Evan Scott Schwartz
Monday October 27th, 2014

At South Carolina, players and fans train very seriously. The players train by lifting, and the fans lift a few on an actual train: the Cockaboose. The New York Times traced the history of this tailgating tradition earlier this season. Since 1990, when local real estate developer Ed Robinson purchased a lot of 22 train cars, fans have paid to party railroad-style before games at Williams-Brice Stadium. The cars are actual cabooses from the Illinois Central Railroad, decked out in opulence with wood floors, full bars, high-tech sound systems, rooftop patios and air conditioning to battle the brutal South Carolina heat early in the season.

• Check out all the stops on Sport Illustrated's Go Rving Tailgate Tour

The train cars are worth a pretty penny; one was recently on the market for just under $300,000, and it’s a rarity for the cars to be available at all. They are the defining feature of the Gamecocks’ gameday experience. Former South Carolina coach Lou Holtz told SI about his affinity for the trains in 2003. Holtz, who coached the Gamecocks from 1999 to 2004, was known to drop in to Cockaboose parties from time to time.

The only rule governing the cars is that the exteriors must stay the same.
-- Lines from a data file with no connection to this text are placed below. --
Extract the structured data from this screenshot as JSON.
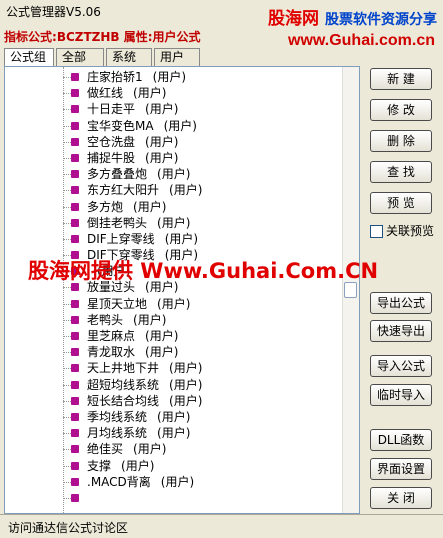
{
  "window": {
    "title": "公式管理器V5.06"
  },
  "brand": {
    "name": "股海网",
    "slogan": "股票软件资源分享",
    "url": "www.Guhai.com.cn"
  },
  "info": {
    "formula_label": "指标公式:",
    "formula_value": "BCZTZHB",
    "attr_label": "属性:",
    "attr_value": "用户公式"
  },
  "tabs": [
    "公式组",
    "全部",
    "系统",
    "用户"
  ],
  "list": [
    {
      "name": "庄家抬轿1",
      "tag": "(用户)"
    },
    {
      "name": "做红线",
      "tag": "(用户)"
    },
    {
      "name": "十日走平",
      "tag": "(用户)"
    },
    {
      "name": "宝华变色MA",
      "tag": "(用户)"
    },
    {
      "name": "空仓洗盘",
      "tag": "(用户)"
    },
    {
      "name": "捕捉牛股",
      "tag": "(用户)"
    },
    {
      "name": "多方叠叠炮",
      "tag": "(用户)"
    },
    {
      "name": "东方红大阳升",
      "tag": "(用户)"
    },
    {
      "name": "多方炮",
      "tag": "(用户)"
    },
    {
      "name": "倒挂老鸭头",
      "tag": "(用户)"
    },
    {
      "name": "DIF上穿零线",
      "tag": "(用户)"
    },
    {
      "name": "DIF下穿零线",
      "tag": "(用户)"
    },
    {
      "name": "",
      "tag": "(用户)"
    },
    {
      "name": "放量过头",
      "tag": "(用户)"
    },
    {
      "name": "星顶天立地",
      "tag": "(用户)"
    },
    {
      "name": "老鸭头",
      "tag": "(用户)"
    },
    {
      "name": "里芝麻点",
      "tag": "(用户)"
    },
    {
      "name": "青龙取水",
      "tag": "(用户)"
    },
    {
      "name": "天上井地下井",
      "tag": "(用户)"
    },
    {
      "name": "超短均线系统",
      "tag": "(用户)"
    },
    {
      "name": "短长结合均线",
      "tag": "(用户)"
    },
    {
      "name": "季均线系统",
      "tag": "(用户)"
    },
    {
      "name": "月均线系统",
      "tag": "(用户)"
    },
    {
      "name": "绝佳买",
      "tag": "(用户)"
    },
    {
      "name": "支撑",
      "tag": "(用户)"
    },
    {
      "name": ".MACD背离",
      "tag": "(用户)"
    },
    {
      "name": "",
      "tag": ""
    }
  ],
  "buttons": {
    "new": "新 建",
    "modify": "修 改",
    "delete": "删 除",
    "find": "查 找",
    "preview": "预 览",
    "export": "导出公式",
    "quick_export": "快速导出",
    "import": "导入公式",
    "temp_import": "临时导入",
    "dll": "DLL函数",
    "ui_settings": "界面设置",
    "close": "关 闭"
  },
  "preview_toggle": {
    "label": "关联预览",
    "checked": false
  },
  "watermark": "股海网提供 Www.Guhai.Com.CN",
  "status": "访问通达信公式讨论区"
}
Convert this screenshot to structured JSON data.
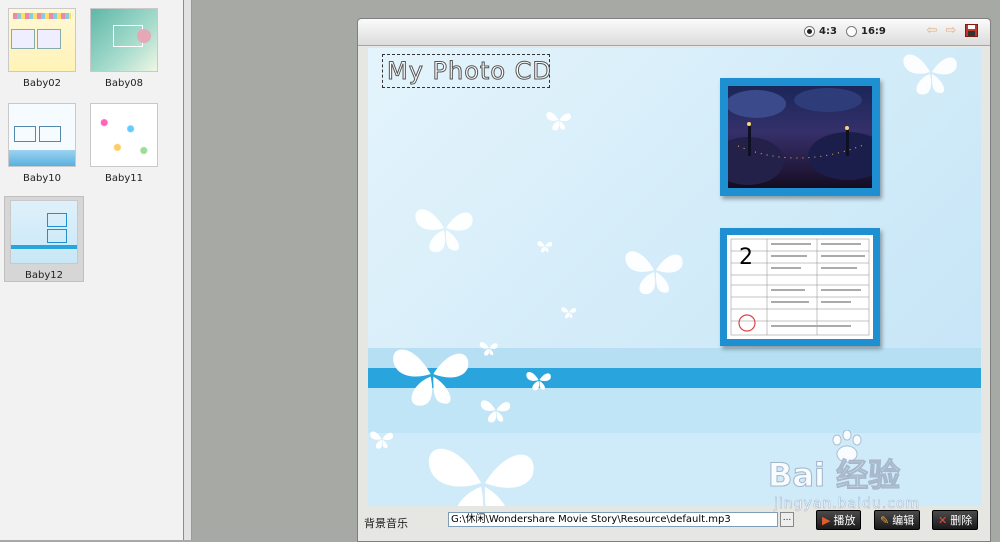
{
  "templates": [
    {
      "label": "Baby02"
    },
    {
      "label": "Baby08"
    },
    {
      "label": "Baby10"
    },
    {
      "label": "Baby11"
    },
    {
      "label": "Baby12",
      "selected": true
    }
  ],
  "toolbar": {
    "ratio_options": [
      {
        "label": "4:3",
        "selected": true
      },
      {
        "label": "16:9",
        "selected": false
      }
    ],
    "icons": [
      "back-arrow-icon",
      "forward-arrow-icon",
      "save-icon"
    ]
  },
  "canvas": {
    "title_text": "My Photo CD",
    "slot_number": "2"
  },
  "music": {
    "label": "背景音乐",
    "path": "G:\\休闲\\Wondershare Movie Story\\Resource\\default.mp3",
    "browse_label": "..."
  },
  "buttons": {
    "play": "播放",
    "edit": "编辑",
    "delete": "删除"
  },
  "watermark": {
    "text": "Bai  经验",
    "sub": "jingyan.baidu.com"
  },
  "colors": {
    "band_accent": "#2aa4dc",
    "frame": "#1e8fd0",
    "canvas_bg": "#cfeaf8"
  }
}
They are all painted South Carolina garnet, but the interiors differ based on the tastes of the owners. Some even have their own Facebook pages, in case you feel like “Liking” one and asking for an invite.
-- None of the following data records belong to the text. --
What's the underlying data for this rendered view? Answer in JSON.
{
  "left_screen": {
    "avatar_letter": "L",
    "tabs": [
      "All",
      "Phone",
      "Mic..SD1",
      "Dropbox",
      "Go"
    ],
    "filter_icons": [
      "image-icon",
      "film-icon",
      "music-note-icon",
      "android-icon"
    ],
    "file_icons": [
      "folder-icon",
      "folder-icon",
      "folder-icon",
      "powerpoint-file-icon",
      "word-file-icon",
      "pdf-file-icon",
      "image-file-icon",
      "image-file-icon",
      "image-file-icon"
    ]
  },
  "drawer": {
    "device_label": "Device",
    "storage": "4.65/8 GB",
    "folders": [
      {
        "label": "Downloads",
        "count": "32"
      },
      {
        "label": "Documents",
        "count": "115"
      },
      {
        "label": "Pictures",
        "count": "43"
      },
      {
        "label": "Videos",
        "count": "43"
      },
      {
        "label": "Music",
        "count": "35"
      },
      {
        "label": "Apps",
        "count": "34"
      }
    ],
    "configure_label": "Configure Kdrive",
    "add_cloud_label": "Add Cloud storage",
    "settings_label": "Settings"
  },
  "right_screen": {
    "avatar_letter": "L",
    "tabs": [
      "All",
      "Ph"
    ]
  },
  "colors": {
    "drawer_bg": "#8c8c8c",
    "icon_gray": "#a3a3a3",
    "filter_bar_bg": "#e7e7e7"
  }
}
Not surprisingly, the Gamecocks’ rivals have the same respect for the Cockabooses as South Carolina fans do. South Carolina has a fierce in-state rivalry with Clemson, and Tigers fans spray painted one Cockaboose with “Let’s Go, Tigers” last spring.

Thankfully, the interiors were left alone -- no marble columns disrupted or chandeliers pulled to the mahogany floors. With prime real estate next to the stadium, it’s no wonder that other unofficial train cars have found a home nearby. Many of those imitators are former passenger or dining cars, which may offer more space than the roughly 300-square foot Cockaboose -- but aren’t quite as glamorous.